Dijelaskan, pola angin di wilayah Indonesia bagian utara umumnya bergerak dari Barat Laut hingga Timur Laut, dengan kecepatan angin berkisar 3 hingga 18 knot.
Sedangkan di wilayah Indonesia bagian selatan, umumnya bergerak dari Timur Laut hingga Tenggara dengan kecepatan angin berkisar 3 sampai 20 knot.

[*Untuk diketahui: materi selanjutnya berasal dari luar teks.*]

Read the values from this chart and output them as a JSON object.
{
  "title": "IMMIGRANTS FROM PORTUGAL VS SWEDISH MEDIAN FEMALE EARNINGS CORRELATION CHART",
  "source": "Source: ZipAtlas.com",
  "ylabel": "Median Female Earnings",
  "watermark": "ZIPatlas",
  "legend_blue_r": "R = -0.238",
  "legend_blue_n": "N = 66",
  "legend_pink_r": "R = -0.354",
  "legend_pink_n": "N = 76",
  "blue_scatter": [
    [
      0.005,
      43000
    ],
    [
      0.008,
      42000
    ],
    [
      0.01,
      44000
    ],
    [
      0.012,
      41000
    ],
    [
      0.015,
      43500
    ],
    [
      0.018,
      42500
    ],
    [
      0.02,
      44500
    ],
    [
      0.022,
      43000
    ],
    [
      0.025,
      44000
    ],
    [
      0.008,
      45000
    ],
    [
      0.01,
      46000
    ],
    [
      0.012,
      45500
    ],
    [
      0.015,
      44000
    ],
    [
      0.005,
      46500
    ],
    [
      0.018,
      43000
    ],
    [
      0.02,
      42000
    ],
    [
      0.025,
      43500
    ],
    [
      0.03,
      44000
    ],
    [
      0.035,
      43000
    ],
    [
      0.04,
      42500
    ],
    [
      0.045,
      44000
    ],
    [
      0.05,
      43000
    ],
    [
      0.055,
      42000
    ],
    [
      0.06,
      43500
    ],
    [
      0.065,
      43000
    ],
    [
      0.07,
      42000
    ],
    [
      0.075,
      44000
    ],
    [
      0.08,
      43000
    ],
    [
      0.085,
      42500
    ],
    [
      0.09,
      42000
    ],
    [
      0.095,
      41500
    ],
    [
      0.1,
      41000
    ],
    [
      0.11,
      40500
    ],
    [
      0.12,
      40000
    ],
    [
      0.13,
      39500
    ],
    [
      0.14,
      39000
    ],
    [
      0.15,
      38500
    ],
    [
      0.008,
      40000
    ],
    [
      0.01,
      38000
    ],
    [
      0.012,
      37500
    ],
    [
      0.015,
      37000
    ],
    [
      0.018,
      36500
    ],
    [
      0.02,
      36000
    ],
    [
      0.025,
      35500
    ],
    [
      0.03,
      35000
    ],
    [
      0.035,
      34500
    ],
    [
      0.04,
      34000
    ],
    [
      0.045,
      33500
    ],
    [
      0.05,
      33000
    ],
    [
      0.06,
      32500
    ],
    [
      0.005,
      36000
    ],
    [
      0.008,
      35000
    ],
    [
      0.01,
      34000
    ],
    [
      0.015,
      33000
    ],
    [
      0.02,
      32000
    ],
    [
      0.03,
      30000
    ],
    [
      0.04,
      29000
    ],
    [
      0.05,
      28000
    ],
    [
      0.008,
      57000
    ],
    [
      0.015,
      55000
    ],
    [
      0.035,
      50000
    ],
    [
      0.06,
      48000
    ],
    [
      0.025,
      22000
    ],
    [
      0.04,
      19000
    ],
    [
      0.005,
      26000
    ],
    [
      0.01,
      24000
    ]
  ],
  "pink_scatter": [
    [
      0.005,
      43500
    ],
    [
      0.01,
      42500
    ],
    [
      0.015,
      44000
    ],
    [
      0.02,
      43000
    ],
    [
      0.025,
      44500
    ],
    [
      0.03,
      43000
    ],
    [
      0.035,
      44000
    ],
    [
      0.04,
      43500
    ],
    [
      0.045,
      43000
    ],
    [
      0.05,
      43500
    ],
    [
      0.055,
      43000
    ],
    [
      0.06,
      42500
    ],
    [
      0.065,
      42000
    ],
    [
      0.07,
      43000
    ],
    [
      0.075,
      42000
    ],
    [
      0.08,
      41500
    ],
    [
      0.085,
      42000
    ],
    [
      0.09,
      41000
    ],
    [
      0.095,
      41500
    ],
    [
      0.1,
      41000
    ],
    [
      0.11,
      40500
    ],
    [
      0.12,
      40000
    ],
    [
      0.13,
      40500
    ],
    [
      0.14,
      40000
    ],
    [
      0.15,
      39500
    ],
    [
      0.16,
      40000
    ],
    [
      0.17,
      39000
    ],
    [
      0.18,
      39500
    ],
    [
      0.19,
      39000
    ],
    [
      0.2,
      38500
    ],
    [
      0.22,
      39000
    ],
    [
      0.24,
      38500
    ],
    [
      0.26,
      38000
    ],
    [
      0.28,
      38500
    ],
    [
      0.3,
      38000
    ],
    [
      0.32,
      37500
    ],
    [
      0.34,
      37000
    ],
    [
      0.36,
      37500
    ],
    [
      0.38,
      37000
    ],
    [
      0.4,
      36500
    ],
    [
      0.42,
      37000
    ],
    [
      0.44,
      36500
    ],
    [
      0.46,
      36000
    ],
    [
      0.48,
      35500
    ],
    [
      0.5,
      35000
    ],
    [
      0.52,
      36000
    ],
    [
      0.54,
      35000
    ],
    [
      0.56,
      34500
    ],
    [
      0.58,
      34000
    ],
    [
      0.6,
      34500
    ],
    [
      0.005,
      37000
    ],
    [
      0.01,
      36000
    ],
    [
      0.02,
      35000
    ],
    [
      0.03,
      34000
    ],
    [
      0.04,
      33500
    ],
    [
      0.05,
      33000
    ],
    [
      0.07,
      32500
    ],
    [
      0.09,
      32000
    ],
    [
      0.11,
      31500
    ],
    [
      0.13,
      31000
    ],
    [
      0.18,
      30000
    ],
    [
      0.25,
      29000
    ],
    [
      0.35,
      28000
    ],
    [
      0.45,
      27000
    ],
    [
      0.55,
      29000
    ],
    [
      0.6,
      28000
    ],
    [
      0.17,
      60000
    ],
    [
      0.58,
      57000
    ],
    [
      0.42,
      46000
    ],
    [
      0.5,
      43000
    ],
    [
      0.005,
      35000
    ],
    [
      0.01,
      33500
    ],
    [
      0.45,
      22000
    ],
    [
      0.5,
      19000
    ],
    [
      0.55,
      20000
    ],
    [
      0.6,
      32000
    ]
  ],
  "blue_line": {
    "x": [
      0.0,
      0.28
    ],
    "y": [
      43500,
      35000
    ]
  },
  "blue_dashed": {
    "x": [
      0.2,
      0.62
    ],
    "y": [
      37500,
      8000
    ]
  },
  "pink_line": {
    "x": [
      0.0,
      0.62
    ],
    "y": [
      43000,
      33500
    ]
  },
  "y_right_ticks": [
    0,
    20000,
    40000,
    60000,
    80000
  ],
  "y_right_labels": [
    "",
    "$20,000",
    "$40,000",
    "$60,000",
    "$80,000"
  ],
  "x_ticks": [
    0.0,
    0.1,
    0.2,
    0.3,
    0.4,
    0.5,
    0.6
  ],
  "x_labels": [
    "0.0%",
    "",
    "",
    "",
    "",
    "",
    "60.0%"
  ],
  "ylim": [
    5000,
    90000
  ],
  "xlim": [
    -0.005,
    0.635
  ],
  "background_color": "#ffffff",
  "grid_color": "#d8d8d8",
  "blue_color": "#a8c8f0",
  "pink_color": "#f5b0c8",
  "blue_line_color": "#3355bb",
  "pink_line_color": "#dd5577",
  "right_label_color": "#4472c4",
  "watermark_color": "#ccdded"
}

"Kecepatan angin tertinggi terpantau di Samudra Hindia Selatan Pulau Jawa, Laut Banda dan Laut Arafuru," lanjut BMKG menjelaskan.
Akibat kondisi itu, terdapat dua kategori ketinggian gelombang yaitu setinggi 1,25 hingga 2,5 meter yang berpeluang terjadi di Selat Malaka bagian utara, Samudra Hindia barat Aceh, Samudra Hindia barat Kepulauan Nias, Samudra Hindia barat Kepulauan Mentawai, dan Samudra Hindia barat Bengkulu.
Selain itu, area ini juga mencakup Laut Banda, Laut Maluku, Samudra Pasifik utara Maluku, Samudra Pasifik utara Papua Barat Daya, Samudra Pasifik utara Papua Barat, Samudra Pasifik utara Papua, serta Laut Arafuru bagian barat, tengah, dan timur.
Sedangkan kategoroli kedua, pada gelombang yang lebih tinggi di kisaran 2,5 hingga 4 meter berpeluang terjadi di Samudra Hindia barat Lampung, Samudra Hindia selatan Banten, Samudra Hindia selatan Jawa Barat, Samudra Hindia selatan DI Yogyakarta, dan Samudra Hindia selatan Jawa Tengah.
Selain itu, terdapat pula wilayah Samudra Hindia selatan Jawa Timur, Laut Bali, Samudra Hindia selatan NTB (Nusa Tenggara Barat), serta Samudra Hindia selatan NTT (Nusa Tenggara Timur).
Lebih lanjut, BMKG mengingatkan potensi gelombang tinggi di beberapa wilayah tersebut dapat berisiko terhadap keselamatan pelayaran.
"Untuk itu, BMKG selalu mengimbau masyarakat untuk selalu waspada, terutama bagi nelayan yang beraktivitas dengan moda transportasi seperti Perahu Nelayan," demikian BMKG.